ようやくといった感じですね、『アベンジャーズ』最終作です。
もう好きな人は見てるでしょうし、公開から一ヶ月近く経つわけですが、まぁそこはいつもの事です。
ご勘弁を。
前作『インフィニティ・ウォー』が衝撃的なラストで、果たしてどうなる事やら?と首を長くする事一年。
いや~、この一年待った甲斐があった!と唸りたくなる様な内容の本作はシリーズ最長の三時間。
トイレ問題・睡魔問題等身体面での心配はあるでしょうから万全の体調で鑑賞に臨んで下さい。

まず、大前提として言いますが、とりあえず一見さんお断りなのは毎度の事です。
アベンジャーズ過去作は元より『アイアンマン』、『キャプテン・アメリカ』、『マイティ・ソー』、『ガーディアンズ・オブ・ギャラクシー』、『ドクター・ストレンジ』、『ブラック・パンサー』等々MCU作品の何作かは見ておかないと理解に苦しむ事でしょう。
それを前提として話しを進めていきますね。
アベンジャーズに参戦したメンバーで死んだ人、そして生存した人がはっきり別れたのが前作のラストでした。(それは上記概要でも触れられているのでネタバレと判断せず。)
生き残った面々があの強大なヴィラン・サノスにどの様に向かい合っていくのかが見所となるのが本作です。
ヒーロー稼業から足を洗い平穏な日常を過ごす人も居たりする中、皆で結集していくのですが、本作ではシリーズで初めてタイムスリップというSF要素が登場します。
これまでの『アベンジャーズ』シリーズからすると意外であり、しかも『バック・トゥ・ザ・フューチャー』というタイムスリップ物の名作も比喩として出してみたり。
そして『アベンジャーズ』の歴史を語る上で重要な時代へ各メンバーが向かいその活躍を描く。
まず、その点が意外だったし、新鮮でもあったのですが、同時に違和感も。
深くは話せませんが、あるメンバーが犠牲になった後、生き返りを示唆する様なセリフが作中に出てくるんですよ。
それは見ている側に希望的視点を生み出すのですが、一方ではこんな不安も。
「これ、禁じ手としての生き返りを出したら何でもありになるんじゃないの?」と。
ざっくりと言えば『ドラゴンボール』的手法です。
戦いに敗れ、死んでしまったとしても、生き返るからいいんじゃない?というね。
それを否定はしないけど、『アベンジャーズ』ってそんな作品だっけ?と。
その結果については直接見て頂くとして、展開的には悪い方向にはいかなかったので良かったですが、何か良くも悪くも『アベンジャーズ』らしくないなという印象です。

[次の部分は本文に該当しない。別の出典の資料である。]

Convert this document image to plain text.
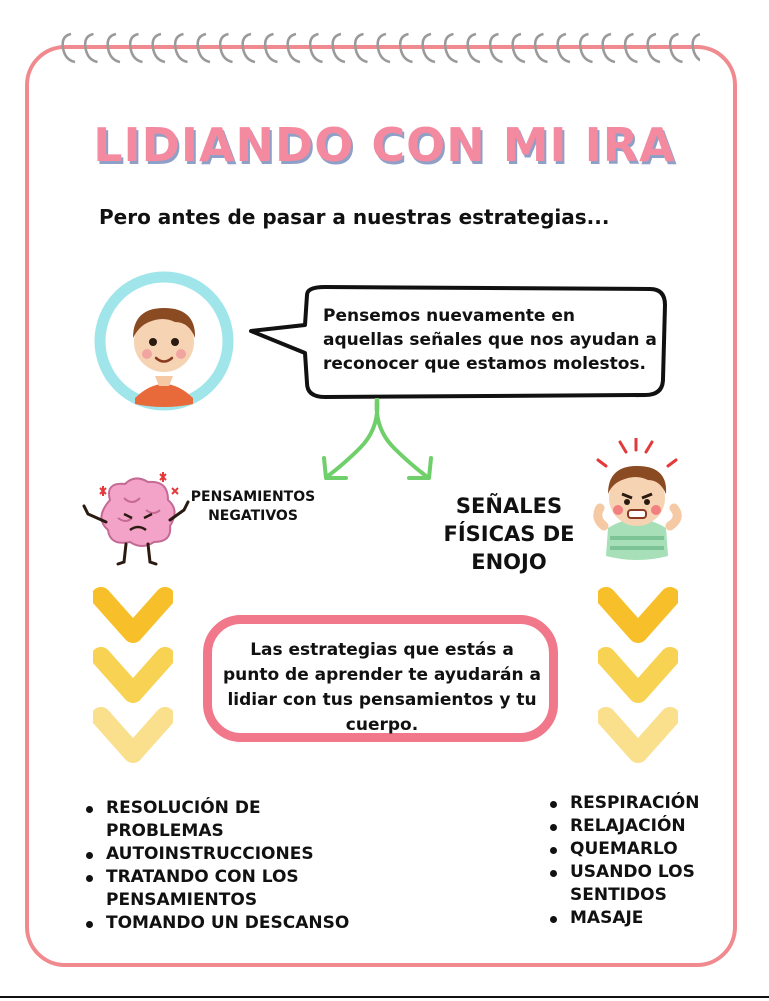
LIDIANDO CON MI IRA
Pero antes de pasar a nuestras estrategias...
Pensemos nuevamente en aquellas señales que nos ayudan a reconocer que estamos molestos.
PENSAMIENTOS NEGATIVOS	SEÑALES FÍSICAS DE ENOJO
Las estrategias que estás a punto de aprender te ayudarán a lidiar con tus pensamientos y tu cuerpo.
RESOLUCIÓN DE PROBLEMAS
AUTOINSTRUCCIONES
TRATANDO CON LOS PENSAMIENTOS
TOMANDO UN DESCANSO
RESPIRACIÓN
RELAJACIÓN
QUEMARLO
USANDO LOS SENTIDOS
MASAJE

それから本作を見て感じたのは「正義」というもののあり方ですね。
このアベンジャーズに関しては集まった面々の視点を中心に話しが展開されるから彼ら目線による「正義」がどうしても全面的に出てしまうのですが、実は悪役であるサノスにはサノスなりの正義があるんですよね。
何故、人口を減らす必要があるの?という答えが前作『インフィニティ・ウォー』に描かれています。
そんな辺り、アメリカ的な正義感だなと感じましたが、それこそ今のアメリカとイランに関しても言えるのですが、アメリカを主体で見た場合、イラン=ならず者であり悪であるという見方。
しかし、イランとしてはイランのイデオロギーがそこにあり。
かつてのアメリカと日本でもそうですよね。
アジアを解放する、大東亜共栄圏を作るというのが日本なりの正義であった。
しかし、当のアメリカからするとそれはまかりならん、日本は許せんとその思想から戦争となった。
実際の戦争と映画の世界を混同するのはどうかというのはありますが、物事の対立というのは正義対悪ではなく、一方の主張対一方の主張なんですよね。
ここで「正義」ではなく、「主張」と置き換えたのには、手塚治虫の『ブラック・ジャック』におけるこのセリフにインスパイアされたからです。

「正義か そんなもんはこの世の中にありはしない」

名言ですね。こと『アベンジャーズ』におけるアベンジャーズとサノスの対立構図にはまさにこの言葉が当てはまります。
余談ですが、アベンジャーズの面々がタイムスリップした際、子供時代のサノスを殺そうとするシーンがあります。
言い分としてはここでこそ子供ではあるが、やがてあの強大なサノスへと化す。
悪い芽は早めに摘み取ろうという思想に基づくものです。

さて、この『アベンジャーズ/エンドゲーム』ですが、見所は多々ありますが、まず常に仲違いをしていたアイアンマンとキャプテン・アメリカの関係の変化。
10年来このシリーズを見てきましたが、ここにきて…という展開には思わず胸アツです。
それからこのシリーズらしからぬ自己犠牲の崇高さを描いてもいましたね。
それもまさかのあの人物から。
そしてあの傲慢だったトニー/アイアンマンの「かっけーぞ!」描写。
はっきり言って本作はトニーの為にあったのではないか?と思いました。

そもそもMCU作品の初期から支えてきたのがこのアイアンマンですもんね。
10年ですっかりこの『アベンジャーズ』シリーズもMCUも大きくなりました。
街中で「MARVEL」のロゴが入ったTシャツを着てる人もよく見るし、アメコミアメコミと十把一絡げで言われていたのに今ではMCUとDCEUの違いにうるさい人も増えたし、単発作でも安定した興収をあげるコンテンツに成長しました。
10年前の『アイアンマン』一作目が公開された当時から大きく取り巻く環境も変わりましたね。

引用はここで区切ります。